Como adolescente viví el zapatismo con las doñas y con Rosario. De nueva cuenta, viajó a Chihuahua los últimos días de febrero de 1994 para entrevistarse con el entonces gobernador, Francisco Barrio, sobre la liberación de cuatro presos del Ejército Zapatista de Liberación Nacional (EZLN) detenidos. El 10 de mayo de 1997 viajamos doñas y familiares a la Realidad, entonces el corazón de la comandancia zapatista en la selva chiapaneca. Fue conmovedora la recepción del subcomandante Marcos, de Moisés y Tacho, quienes saludaron solemnemente a Mario Álvaro Cartagena López, el Guaymas, sobreviviente de la desaparición en 1978 por la contundente intervención de Rosario Ibarra, de su hija Rosario Piedra y de doña Chela, la madre del Guaymas.

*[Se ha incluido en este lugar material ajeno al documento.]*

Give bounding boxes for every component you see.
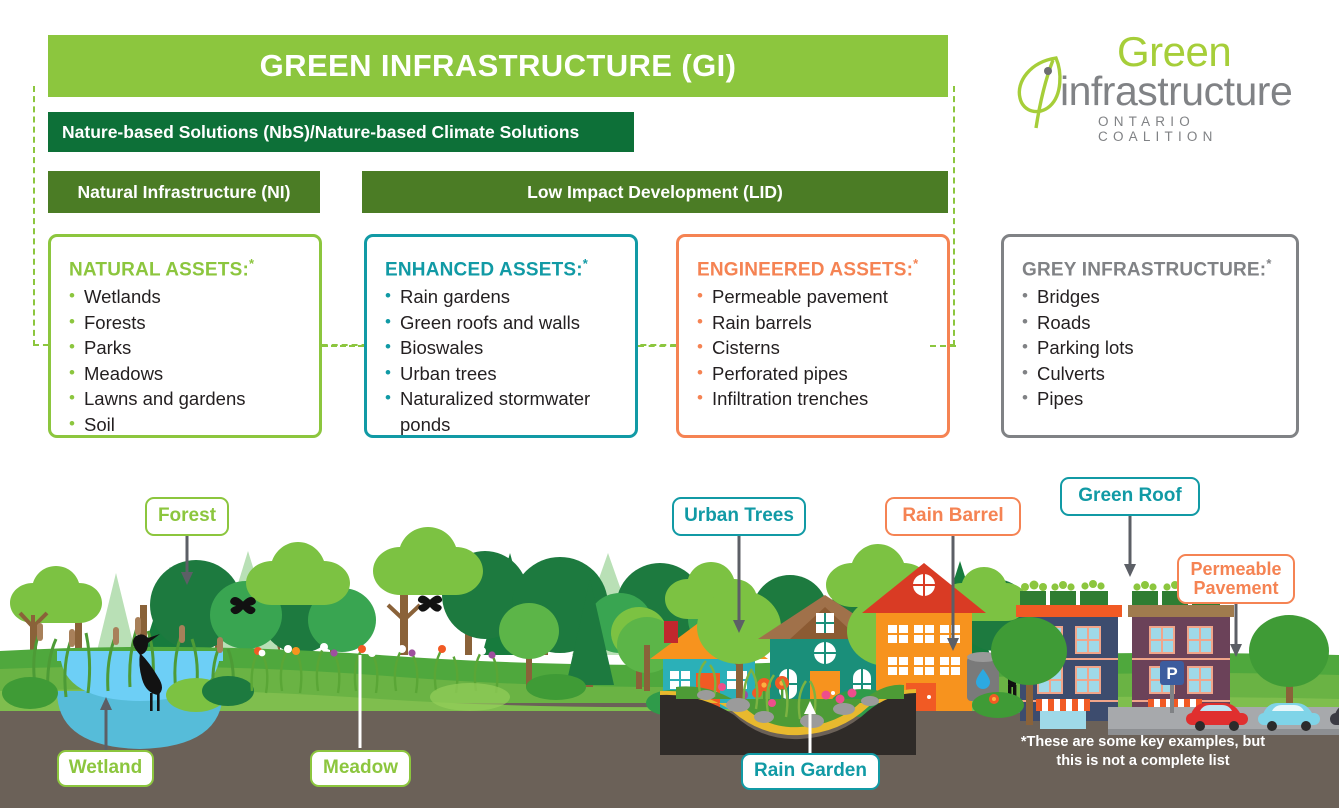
nbs-bar: Nature-based Solutions (NbS)/Nature-base… [48, 112, 634, 152]
list-item: Bioswales [385, 335, 619, 361]
list-item: Infiltration trenches [697, 386, 931, 412]
label-wetland[interactable]: Wetland [57, 750, 154, 787]
footnote-line2: this is not a complete list [992, 752, 1294, 771]
list-item: Urban trees [385, 361, 619, 387]
logo-word-infrastructure: infrastructure [1060, 68, 1292, 115]
low-impact-development-bar: Low Impact Development (LID) [362, 171, 948, 213]
grey-infrastructure-list: Bridges Roads Parking lots Culverts Pipe… [1022, 284, 1280, 412]
label-urban-trees[interactable]: Urban Trees [672, 497, 806, 536]
engineered-assets-heading: ENGINEERED ASSETS:* [697, 256, 931, 281]
list-item: Rain barrels [697, 310, 931, 336]
enhanced-assets-list: Rain gardens Green roofs and walls Biosw… [385, 284, 619, 437]
list-item: Parks [69, 335, 303, 361]
label-forest[interactable]: Forest [145, 497, 229, 536]
list-item: Soil [69, 412, 303, 438]
grey-infrastructure-card: GREY INFRASTRUCTURE:* Bridges Roads Park… [1001, 234, 1299, 438]
gi-ontario-coalition-logo: Green infrastructure ONTARIO COALITION [1012, 28, 1302, 138]
engineered-assets-list: Permeable pavement Rain barrels Cisterns… [697, 284, 931, 412]
natural-assets-asterisk: * [249, 256, 254, 271]
dashed-connector-3 [930, 345, 956, 347]
infographic-root: GREEN INFRASTRUCTURE (GI) Nature-based S… [0, 0, 1339, 808]
list-item: Forests [69, 310, 303, 336]
natural-assets-list: Wetlands Forests Parks Meadows Lawns and… [69, 284, 303, 437]
logo-i-letter: i [1060, 68, 1069, 114]
enhanced-assets-card: ENHANCED ASSETS:* Rain gardens Green roo… [364, 234, 638, 438]
list-item: Bridges [1022, 284, 1280, 310]
label-rain-garden[interactable]: Rain Garden [741, 753, 880, 790]
list-item: Naturalized stormwater ponds [385, 386, 619, 437]
natural-assets-card: NATURAL ASSETS:* Wetlands Forests Parks … [48, 234, 322, 438]
list-item: Parking lots [1022, 335, 1280, 361]
enhanced-assets-asterisk: * [583, 256, 588, 271]
enhanced-assets-heading-text: ENHANCED ASSETS: [385, 259, 583, 280]
list-item: Roads [1022, 310, 1280, 336]
logo-infrastructure-rest: nfrastructure [1069, 68, 1293, 114]
grey-infrastructure-asterisk: * [1266, 256, 1271, 271]
list-item: Wetlands [69, 284, 303, 310]
footnote: *These are some key examples, but this i… [992, 733, 1294, 771]
grey-infrastructure-heading-text: GREY INFRASTRUCTURE: [1022, 259, 1266, 280]
natural-assets-heading-text: NATURAL ASSETS: [69, 259, 249, 280]
label-meadow[interactable]: Meadow [310, 750, 411, 787]
engineered-assets-heading-text: ENGINEERED ASSETS: [697, 259, 913, 280]
list-item: Pipes [1022, 386, 1280, 412]
natural-assets-heading: NATURAL ASSETS:* [69, 256, 303, 281]
list-item: Cisterns [697, 335, 931, 361]
engineered-assets-card: ENGINEERED ASSETS:* Permeable pavement R… [676, 234, 950, 438]
label-green-roof[interactable]: Green Roof [1060, 477, 1200, 516]
footnote-line1: *These are some key examples, but [992, 733, 1294, 752]
enhanced-assets-heading: ENHANCED ASSETS:* [385, 256, 619, 281]
page-title: GREEN INFRASTRUCTURE (GI) [48, 35, 948, 97]
dashed-connector-1 [322, 345, 364, 347]
grey-infrastructure-heading: GREY INFRASTRUCTURE:* [1022, 256, 1280, 281]
list-item: Rain gardens [385, 284, 619, 310]
engineered-assets-asterisk: * [913, 256, 918, 271]
natural-infrastructure-bar: Natural Infrastructure (NI) [48, 171, 320, 213]
list-item: Perforated pipes [697, 361, 931, 387]
list-item: Lawns and gardens [69, 386, 303, 412]
label-rain-barrel[interactable]: Rain Barrel [885, 497, 1021, 536]
dashed-connector-2 [638, 345, 676, 347]
list-item: Culverts [1022, 361, 1280, 387]
list-item: Permeable pavement [697, 284, 931, 310]
list-item: Meadows [69, 361, 303, 387]
label-permeable-line1: Permeable [1190, 560, 1281, 579]
logo-subtitle: ONTARIO COALITION [1098, 114, 1302, 144]
label-permeable-line2: Pavement [1190, 579, 1281, 598]
list-item: Green roofs and walls [385, 310, 619, 336]
label-permeable-pavement[interactable]: Permeable Pavement [1177, 554, 1295, 604]
svg-text:P: P [1166, 664, 1177, 683]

La última visita que hice a casa de Rosario fue a principios del nuevo siglo, en la calle de Mazatlán, en la colonia Condesa, un museo con miles de objetos que después tendrían hogar en la Casa de la Memoria Indómita, incluido el archivo del Comité que, hasta entonces, conservaba en la alacena de la cocina. Esa ocasión estuvimos solas. Puso una cafetera en la estufa y me comentó de su preocupación por el archivo, por su conservación, por su difusión. Nunca paró en su quehacer de buscadora. Las últimas dos veces la vi en su oficina del Congreso de la Unión cuando era diputada federal y en la casa de la organización UNIOS, en la colonia Doctores, con sus históricas compañeras Conny Ávila, Sara Hernández, Celia Piedra y Graciela Mijares. Pensé que Rosario y todas ellas eran eternas. Hoy lo confirmo. Perdurarán como las doñas que enfrentaron la hegemonía de un sistema que instauró la desaparición que hoy nos carcome como país. Buen viaje, querida mía, Rosario nuestra. Hasta siempre.
Alicia de los Ríos Merino es historiadora y docente en la Facultad de Filosofía y Letras de la Universidad Autónoma de Chihuahua.